Les grèves des métallurgistes d'ABC São Paulo en 1978 et des métallurgistes de la capitale São Paulo la même année se sont étendues à tout le Brésil et à d'autres catégories. Ils sont le résultat d'un travail de préparation effectué des années auparavant par les ouvriers les plus combatifs. Les travailleurs redeviennent des protagonistes de la vie politique brésilienne, désormais directement engagés dans la lutte contre la dictature. Adusp est né au milieu de ce mouvement.
Dans le même temps, les mobilisations étudiantes se multiplient à travers le pays, provoquant, en 1977, l'invasion de l'Université de Brasilia et du PUC-SP par la police, où elle arrête 1.700 1980 étudiants. Les conflits dans les campagnes se multiplient, avec une participation croissante des organisations catholiques, qui aboutiront à la fondation du Mouvement des Sans Terre (MST). Au début des années XNUMX, la dictature brésilienne entame son compte à rebours.

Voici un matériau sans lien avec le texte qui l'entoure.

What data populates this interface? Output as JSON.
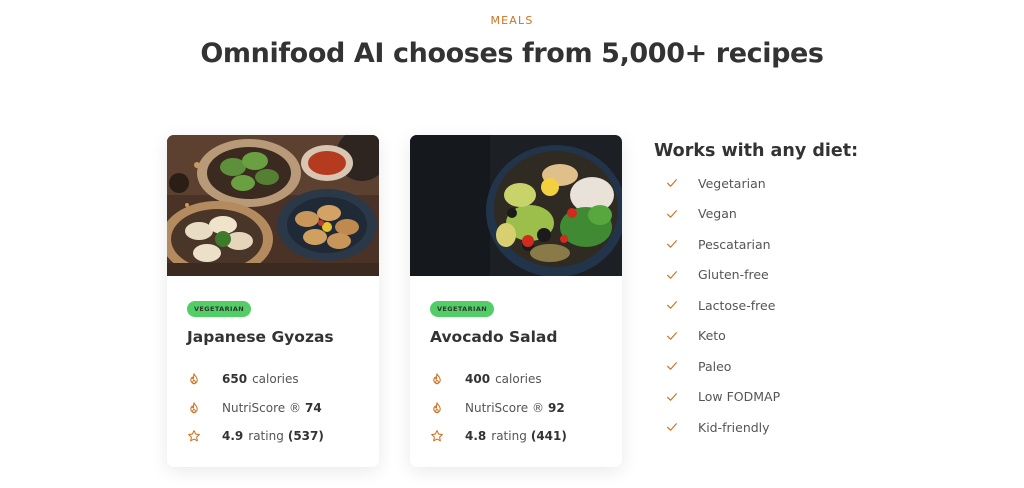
{
  "section": {
    "subheading": "MEALS",
    "heading": "Omnifood AI chooses from 5,000+ recipes"
  },
  "meals": [
    {
      "image_alt": "Japanese Gyozas",
      "tag": "VEGETARIAN",
      "title": "Japanese Gyozas",
      "calories_value": "650",
      "calories_label": "calories",
      "nutri_label": "NutriScore ®",
      "nutri_value": "74",
      "rating_value": "4.9",
      "rating_label": "rating",
      "rating_count": "(537)"
    },
    {
      "image_alt": "Avocado Salad",
      "tag": "VEGETARIAN",
      "title": "Avocado Salad",
      "calories_value": "400",
      "calories_label": "calories",
      "nutri_label": "NutriScore ®",
      "nutri_value": "92",
      "rating_value": "4.8",
      "rating_label": "rating",
      "rating_count": "(441)"
    }
  ],
  "diets": {
    "title": "Works with any diet:",
    "items": [
      "Vegetarian",
      "Vegan",
      "Pescatarian",
      "Gluten-free",
      "Lactose-free",
      "Keto",
      "Paleo",
      "Low FODMAP",
      "Kid-friendly"
    ]
  },
  "colors": {
    "accent": "#cf711f",
    "tag_green": "#51cf66",
    "text_dark": "#333333",
    "text_muted": "#555555"
  },
  "icons": {
    "calories": "flame-icon",
    "nutriscore": "flame-icon",
    "rating": "star-icon",
    "diet_item": "checkmark-icon"
  }
}
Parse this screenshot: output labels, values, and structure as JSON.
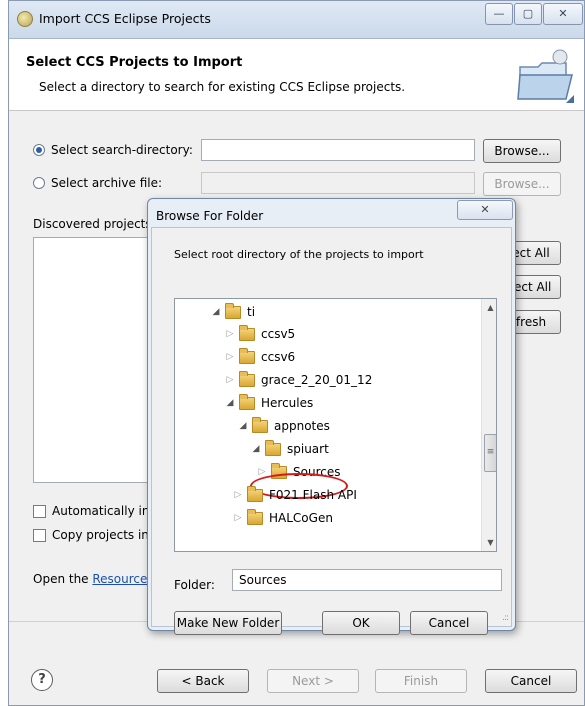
{
  "window": {
    "title": "Import CCS Eclipse Projects",
    "controls": {
      "minimize": "—",
      "maximize": "▢",
      "close": "✕"
    }
  },
  "header": {
    "title": "Select CCS Projects to Import",
    "subtitle": "Select a directory to search for existing CCS Eclipse projects."
  },
  "options": {
    "search_directory_label": "Select search-directory:",
    "search_directory_value": "",
    "archive_file_label": "Select archive file:",
    "archive_file_value": "",
    "browse_label": "Browse...",
    "browse_archive_label": "Browse..."
  },
  "projects": {
    "label": "Discovered projects",
    "select_all_label": "ect All",
    "deselect_all_label": "lect All",
    "refresh_label": "fresh"
  },
  "checkboxes": {
    "auto_import_label": "Automatically in",
    "copy_projects_label": "Copy projects in"
  },
  "resource_line": {
    "prefix": "Open the ",
    "link": "Resource"
  },
  "footer": {
    "help": "?",
    "back_label": "< Back",
    "next_label": "Next >",
    "finish_label": "Finish",
    "cancel_label": "Cancel"
  },
  "dialog": {
    "title": "Browse For Folder",
    "close": "✕",
    "instruction": "Select root directory of the projects to import",
    "tree": [
      {
        "label": "ti",
        "expander": "◢",
        "state": "expanded"
      },
      {
        "label": "ccsv5",
        "expander": "▷",
        "state": "collapsed"
      },
      {
        "label": "ccsv6",
        "expander": "▷",
        "state": "collapsed"
      },
      {
        "label": "grace_2_20_01_12",
        "expander": "▷",
        "state": "collapsed"
      },
      {
        "label": "Hercules",
        "expander": "◢",
        "state": "expanded"
      },
      {
        "label": "appnotes",
        "expander": "◢",
        "state": "expanded"
      },
      {
        "label": "spiuart",
        "expander": "◢",
        "state": "expanded"
      },
      {
        "label": "Sources",
        "expander": "▷",
        "state": "selected"
      },
      {
        "label": "F021 Flash API",
        "expander": "▷",
        "state": "collapsed"
      },
      {
        "label": "HALCoGen",
        "expander": "▷",
        "state": "collapsed"
      }
    ],
    "folder_label": "Folder:",
    "folder_value": "Sources",
    "make_new_folder_label": "Make New Folder",
    "ok_label": "OK",
    "cancel_label": "Cancel"
  },
  "colors": {
    "link": "#1a4fb1",
    "highlight": "#d51a1a"
  }
}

Entre élections indirectes et, finalement, directes ; entre amnisties auto-accordées par les agents de répression eux-mêmes, comme dans le cas du Brésil, ou accordées après le procès des Juntes militaires (comme dans le cas de l'Argentine), gouvernements de droite, de centre, de gauche et même néo-fascistes (Javier Milei, Jair Bolsonaro, Nayib Bukele), 40 ans se sont écoulés après la re-démocratisation de notre continent.
La pire conséquence des dictatures a bien entendu été l’assassinat de dizaines de milliers de militants et de dirigeants populaires. Avec eux vivants, notre histoire aurait été différente au cours des dernières décennies. Sa mort a rempli une partie des objectifs des dictatures et de leurs partisans extérieurs. La structure économique et financière de nos pays, héritée de la période dictatoriale, n'a pas changé dans ses lignes essentielles, malgré les nouvelles politiques sociales et le retrait de millions de personnes d'un niveau de vie inférieur à la pauvreté absolue, résultat toujours provisoire, comme l'a démontré la croissance de la pauvreté et de la faim dans une Argentine autrefois fièrement bien nourrie.
Pour éradiquer définitivement la pauvreté et la faim et protéger notre environnement de plus en plus menacé, l’expérience des dernières décennies montre qu’il est nécessaire de mettre fin à cette structure.
Le dernier rapport de la CEPALC a défini la situation économique de l'Amérique latine comme une phase de « stagnation néocoloniale laïque qui inhibe tout projet de développement indépendant visant à améliorer les conditions de vie de la population », soulignant comment le modèle hérité du colonialisme, basé sur l'économie extractive, a conduit le sous-continent indien dans un marécage à faible croissance difficile à inverser, en l’absence de changements profonds dans la structure productive.
Le rapport indique qu’en Amérique latine et dans les Caraïbes, le taux de croissance annuel moyen pour la décennie 2015-2024 n’était que de 0,9 % et qu’il est absolument nécessaire de « stimuler la croissance pour répondre aux problèmes environnementaux, sociaux et de travail auxquels il est actuellement confronté ». ». Comment croître et distribuer avec des budgets de plus en plus engloutis par les dettes dues au grand capital financier ? Quelle croissance ? Par quels moyens, économiques, sociaux et politiques ?
C’est la question que l’histoire pose aux générations actuelles. Le danger néofasciste est là pour démontrer à quel point nos acquis démocratiques ont été précaires. Dans les jeunes qui crient « plus jamais la dictature », sans avoir jamais connu de dictature militaire, c’est-à-dire dans les jeunes qui apprennent de l’expérience de l’histoire, réside notre meilleur espoir pour l’avenir.